Page:Ribot - Revue philosophique de la France et de l’étranger, tome 24.djvu/165

Le texte de cette page a été corrigé et est conforme au fac-similé.
161
A. BINET.le fétichisme dans l’amour

Il y en a qui ont dormi pendant des mois et des années avec un livre, une robe, un châle.

Les objets matériels de ce culte de l’amour sont surtout aimés parce qu’ils rappellent une personne ; ils ont donc principalement une valeur d’emprunt.

Dans d’autres cas, on voit la chose inerte acquérir une sorte d’indépendance ; elle est aimée non plus pour la personne dont elle évoque l’image, mais pour elle-même. On sait que beaucoup de très jeunes gens s’éprennent de passion pour une femme sculptée ou peinte. De jeunes prêtres éprouvent une vague tendresse pour la statuette de la Vierge qui reçoit leurs prières. Tous ces faits sont connus et décrits dans plusieurs romans.

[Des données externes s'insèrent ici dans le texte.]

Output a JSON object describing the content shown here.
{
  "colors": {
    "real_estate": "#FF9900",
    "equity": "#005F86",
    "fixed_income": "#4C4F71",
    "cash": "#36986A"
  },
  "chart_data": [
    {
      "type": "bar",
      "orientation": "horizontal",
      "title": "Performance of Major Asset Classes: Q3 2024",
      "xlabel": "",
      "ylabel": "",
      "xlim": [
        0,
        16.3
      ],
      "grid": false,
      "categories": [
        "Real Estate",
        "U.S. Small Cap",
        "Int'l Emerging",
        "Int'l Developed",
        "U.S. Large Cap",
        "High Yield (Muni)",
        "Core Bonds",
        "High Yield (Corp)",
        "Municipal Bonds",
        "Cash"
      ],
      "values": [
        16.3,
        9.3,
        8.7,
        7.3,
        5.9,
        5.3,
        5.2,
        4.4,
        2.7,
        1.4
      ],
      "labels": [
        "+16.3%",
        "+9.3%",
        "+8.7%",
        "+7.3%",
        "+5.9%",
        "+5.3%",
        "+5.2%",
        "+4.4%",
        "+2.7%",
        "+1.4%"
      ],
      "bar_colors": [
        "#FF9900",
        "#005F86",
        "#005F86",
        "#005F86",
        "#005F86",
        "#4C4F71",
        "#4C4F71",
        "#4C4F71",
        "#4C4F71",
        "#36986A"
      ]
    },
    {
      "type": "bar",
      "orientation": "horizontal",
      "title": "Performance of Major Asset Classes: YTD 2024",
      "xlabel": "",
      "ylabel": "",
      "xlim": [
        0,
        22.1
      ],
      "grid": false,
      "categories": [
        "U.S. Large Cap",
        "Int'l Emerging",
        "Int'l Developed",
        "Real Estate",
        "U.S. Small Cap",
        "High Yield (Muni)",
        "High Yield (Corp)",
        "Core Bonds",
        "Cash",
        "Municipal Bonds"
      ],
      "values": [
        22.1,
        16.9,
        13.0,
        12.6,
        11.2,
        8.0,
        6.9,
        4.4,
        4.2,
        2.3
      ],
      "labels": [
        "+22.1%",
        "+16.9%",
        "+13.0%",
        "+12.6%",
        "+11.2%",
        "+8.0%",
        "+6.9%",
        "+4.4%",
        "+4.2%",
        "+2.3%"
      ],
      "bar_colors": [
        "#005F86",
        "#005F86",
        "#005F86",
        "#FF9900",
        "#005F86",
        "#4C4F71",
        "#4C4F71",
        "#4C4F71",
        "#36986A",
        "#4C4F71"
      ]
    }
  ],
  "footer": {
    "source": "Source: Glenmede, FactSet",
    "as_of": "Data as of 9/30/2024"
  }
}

Comme contribution à l’étude de l’amour des choses inertes, nous avons recueilli une observation assez complète sur l’amant du costume. Avant de présenter cette observation, il convient de la préparer en rappelant que nul n’est indifférent à ce que la personne qu’il aime soit bien habillée et bien parée. Parlant de l’amour, notre vieux Montaigne dit que « certes, les perles et le brocadel (le brocart) y confèrent quelque chose, et les tiltres et le train. » Rousseau, plus explicite encore, avoue que les couturières, les filles de chambre, les petites marchandes ne le tentaient guère ; il lui fallait des demoiselles. « Ce n’est pourtant pas du tout la vanité de l’état et du rang qui m’attire, c’est la volupté ; c’est un teint mieux conservé… une robe plus fine et mieux faite, une chaussure plus mignonne, des rubans, de la dentelle, des cheveux mieux ajustés. Je préférerais toujours la moins jolie ayant plus de tout cela. » Avec sa précision habituelle, Rousseau a marqué le point important de cette prédilection, quand il dit qu’il n’y a pas là une affaire de vanité, mais de volupté. Ce dernier trait ne doit pas être oublié ; il servira d’introduction à l’observation suivante, curieuse à plusieurs titres.

Il s’agit d’un magistrat distingué, M. L…, dont nous avons reçu les confidences : ce malade ressent une affection toute particulière pour les femmes qui portent un certain costume ; ce costume, moitié national et moitié fantaisiste, est celui qu’adoptent à Paris les Italiennes qui servent de modèles. La seule vue d’un de ces costumes passant dans la rue lui procure une excitation génitale assez intense[1]. Il rapporte l’origine de ce phénomène à une rencontre qu’il fit à

  1. Physiologie de l’amour, p. 140. M. Gley rappelle que les hommes sensuels ne peuvent pas voir, sans être fortement excités, les linges qui constituent ce qu’on appelle dans la langue galante les « dessous d’une femme. C’est un fait du même genre que ceux du texte ; seulement, il est infiniment moins poétique.